According to here, the conditional covariance matrix $C_{Y|X}$ can be expressed as:
$$
C_{Y|X}=\Sigma_{22}-\Sigma_{21}\Sigma_{11}^{-1}\Sigma_{12}
$$
My question is: how to derive the equality?
Best Answer
This rule holds when the random variables are jointly normally distributed, but it does not apply more generally; i.e., for other joint distributions it might not hold.
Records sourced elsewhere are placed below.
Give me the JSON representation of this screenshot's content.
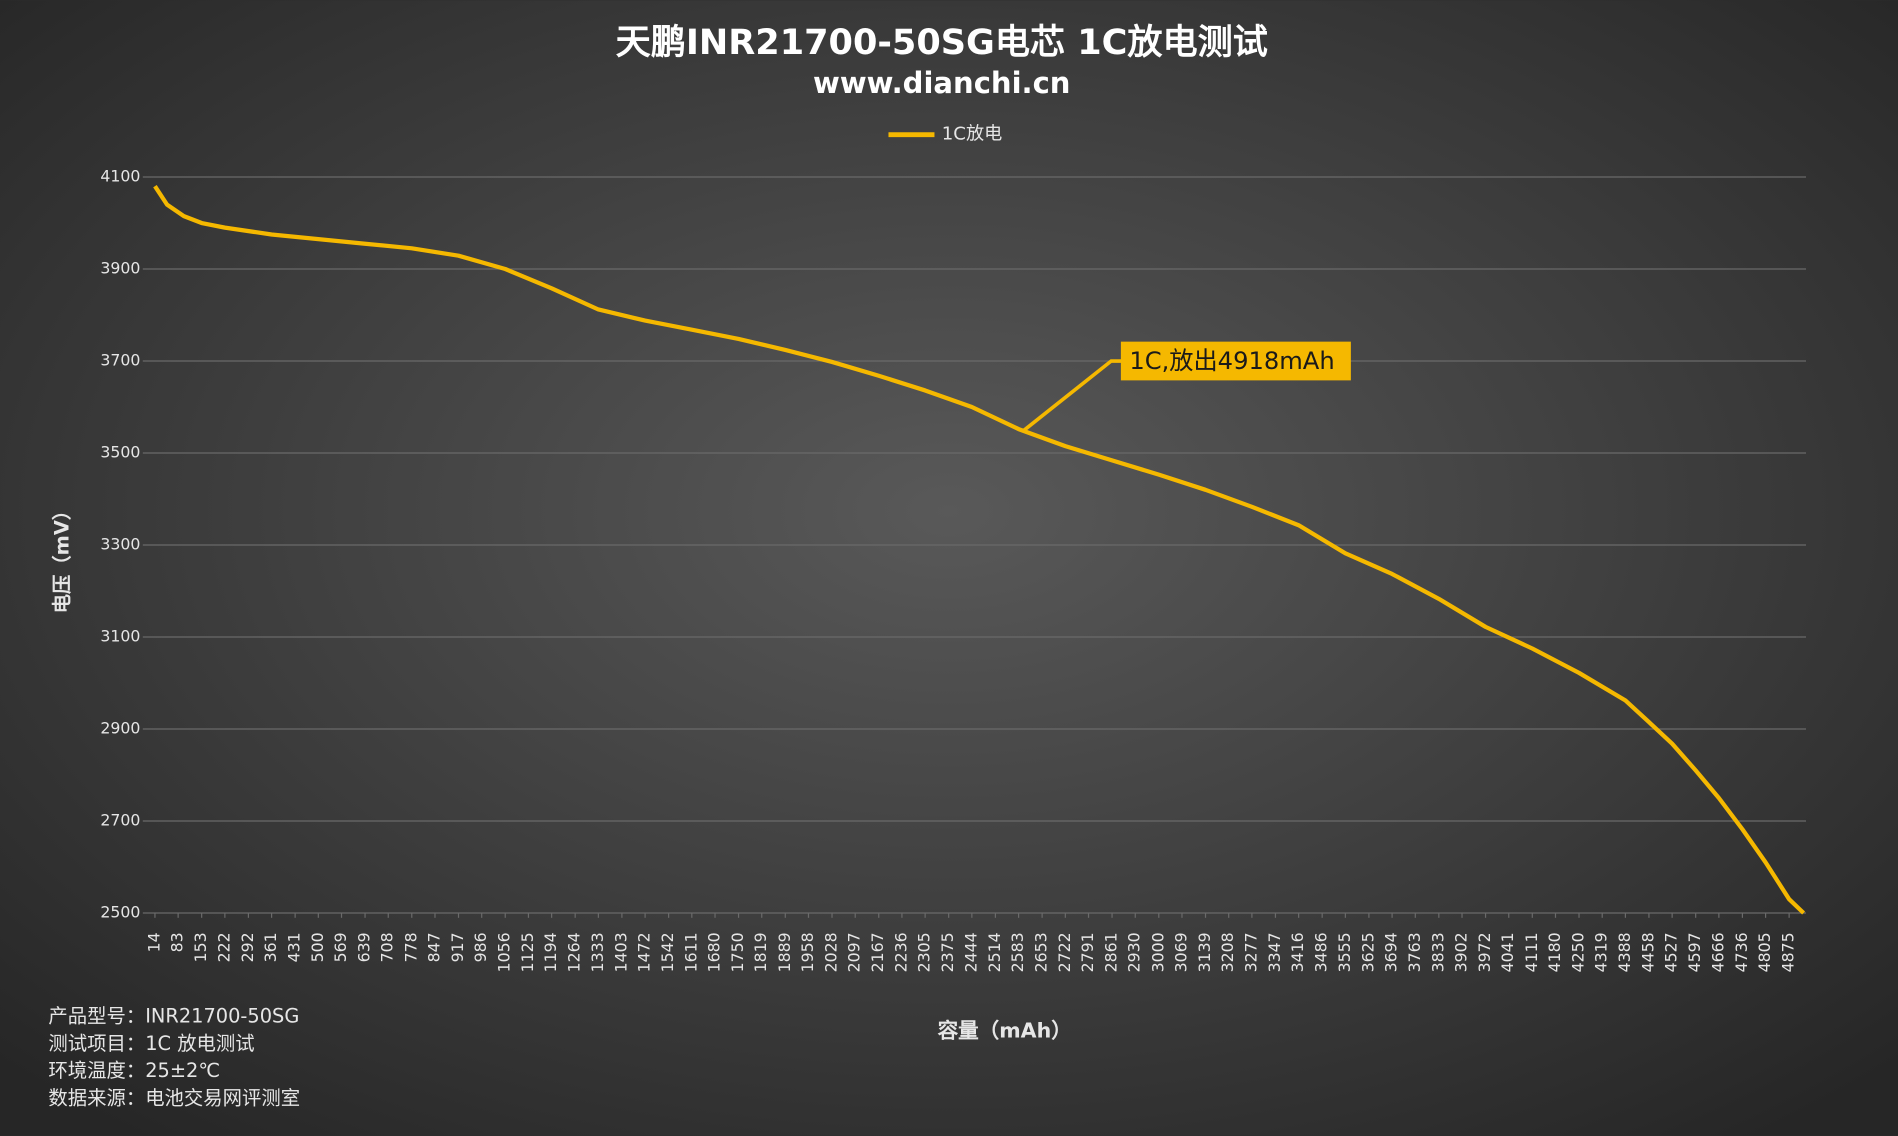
{
  "chart_data": {
    "type": "line",
    "title": "天鹏INR21700-50SG电芯 1C放电测试",
    "subtitle": "www.dianchi.cn",
    "x_label": "容量（mAh）",
    "y_label": "电压（mV）",
    "annotation": "1C,放出4918mAh",
    "notes": [
      "产品型号：INR21700-50SG",
      "测试项目：1C 放电测试",
      "环境温度：25±2℃",
      "数据来源：电池交易网评测室"
    ],
    "legend": "top",
    "grid": true,
    "x": [
      14,
      50,
      100,
      153,
      222,
      361,
      500,
      639,
      778,
      917,
      1056,
      1194,
      1333,
      1472,
      1611,
      1750,
      1889,
      2028,
      2167,
      2305,
      2444,
      2583,
      2722,
      2861,
      3000,
      3139,
      3277,
      3416,
      3555,
      3694,
      3833,
      3972,
      4111,
      4250,
      4388,
      4458,
      4527,
      4597,
      4666,
      4736,
      4805,
      4875,
      4918
    ],
    "series": [
      {
        "name": "1C放电",
        "color": "#f5b800",
        "values": [
          4080,
          4040,
          4015,
          4000,
          3990,
          3975,
          3965,
          3955,
          3945,
          3929,
          3900,
          3858,
          3812,
          3788,
          3768,
          3748,
          3724,
          3698,
          3668,
          3636,
          3600,
          3552,
          3515,
          3484,
          3453,
          3420,
          3383,
          3343,
          3282,
          3237,
          3183,
          3122,
          3075,
          3022,
          2962,
          2915,
          2868,
          2810,
          2750,
          2682,
          2610,
          2530,
          2500
        ]
      }
    ],
    "xlim": [
      14,
      4918
    ],
    "xticks": [
      14,
      83,
      153,
      222,
      292,
      361,
      431,
      500,
      569,
      639,
      708,
      778,
      847,
      917,
      986,
      1056,
      1125,
      1194,
      1264,
      1333,
      1403,
      1472,
      1542,
      1611,
      1680,
      1750,
      1819,
      1889,
      1958,
      2028,
      2097,
      2167,
      2236,
      2305,
      2375,
      2444,
      2514,
      2583,
      2653,
      2722,
      2791,
      2861,
      2930,
      3000,
      3069,
      3139,
      3208,
      3277,
      3347,
      3416,
      3486,
      3555,
      3625,
      3694,
      3763,
      3833,
      3902,
      3972,
      4041,
      4111,
      4180,
      4250,
      4319,
      4388,
      4458,
      4527,
      4597,
      4666,
      4736,
      4805,
      4875
    ],
    "ylim": [
      2500,
      4100
    ],
    "yticks": [
      2500,
      2700,
      2900,
      3100,
      3300,
      3500,
      3700,
      3900,
      4100
    ]
  }
}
In a related answer here it is shown that the Mahanalobis distance can be decomposed as follows:
$$\begin{equation} \begin{aligned} D^2 (\boldsymbol{x}, \boldsymbol{y}) &= \begin{bmatrix} \boldsymbol{x} - \boldsymbol{\mu}_X \\ \boldsymbol{y} - \boldsymbol{\mu}_Y \end{bmatrix}^\text{T} \begin{bmatrix} \boldsymbol{\Sigma}_{XX} & \boldsymbol{\Sigma}_{XY} \\ \boldsymbol{\Sigma}_{YX} & \boldsymbol{\Sigma}_{YY} \end{bmatrix}^{-1} \begin{bmatrix} \boldsymbol{x} - \boldsymbol{\mu}_X \\ \boldsymbol{y} - \boldsymbol{\mu}_Y \end{bmatrix} \\[6pt] &= \underbrace{(\boldsymbol{y} - \boldsymbol{\mu}_{Y|X})^\text{T} \boldsymbol{\Sigma}_{Y|X}^{-1} (\boldsymbol{y} - \boldsymbol{\mu}_{Y|X})}_\text{Conditional Part} + \underbrace{(\boldsymbol{x} - \boldsymbol{\mu}_X)^\text{T} \boldsymbol{\Sigma}_{XX}^{-1} (\boldsymbol{x} - \boldsymbol{\mu}_X)}_\text{Marginal Part}, \\[6pt] \end{aligned} \end{equation}$$
where we use the conditional mean vector and conditional variance matrix:
$$\begin{align} \boldsymbol{\mu}_{Y|X} &\equiv \boldsymbol{\mu}_Y + \boldsymbol{\Sigma}_{YX} \boldsymbol{\Sigma}_{XX}^{-1} (\boldsymbol{x} - \boldsymbol{\mu}_X), \\[6pt] \boldsymbol{\Sigma}_{Y|X} \ &\equiv \boldsymbol{\Sigma}_{YY} - \boldsymbol{\Sigma}_{YX} \boldsymbol{\Sigma}_{XX}^{-1} \boldsymbol{\Sigma}_{XY}. \\[6pt] \end{align}$$
If the random vectors $\mathbf{X}$ and $\mathbf{Y}$ are jointly normally distributed, it follows that the conditional distribution of interest can be written as:
$$\begin{equation} \begin{aligned} p(\boldsymbol{y} | \boldsymbol{x}, \boldsymbol{\mu}, \boldsymbol{\Sigma}) &\overset{\boldsymbol{y}}{\propto} p(\boldsymbol{x} , \boldsymbol{y} | \boldsymbol{\mu}, \boldsymbol{\Sigma}) \\[12pt] &= \text{N}(\boldsymbol{x}, \boldsymbol{y} | \boldsymbol{\mu}, \boldsymbol{\Sigma}) \\[10pt] &\overset{\boldsymbol{y}}{\propto} \exp \Big( - \frac{1}{2} D^2 (\boldsymbol{x}, \boldsymbol{y}) \Big) \\[6pt] &\overset{\boldsymbol{y}}{\propto} \exp \Big( - \frac{1}{2} (\boldsymbol{y} - \boldsymbol{\mu}_{Y|X})^\text{T} \boldsymbol{\Sigma}_{Y|X}^{-1} (\boldsymbol{y} - \boldsymbol{\mu}_{Y|X}) \Big) \\[6pt] &\overset{\boldsymbol{y}}{\propto}\text{N}(\boldsymbol{y} | \boldsymbol{\mu}_{Y|X}, \boldsymbol{\Sigma}_{Y|X}), \\[6pt] \end{aligned} \end{equation}$$
which establishes that $\boldsymbol{\Sigma}_{Y|X}$ is the conditional covariance matrix. Note again that this result depends on the assumption that the random vectors are jointly normally distributed. It can be regarded as a "first-order" approximation to the conditional covariance in other cases.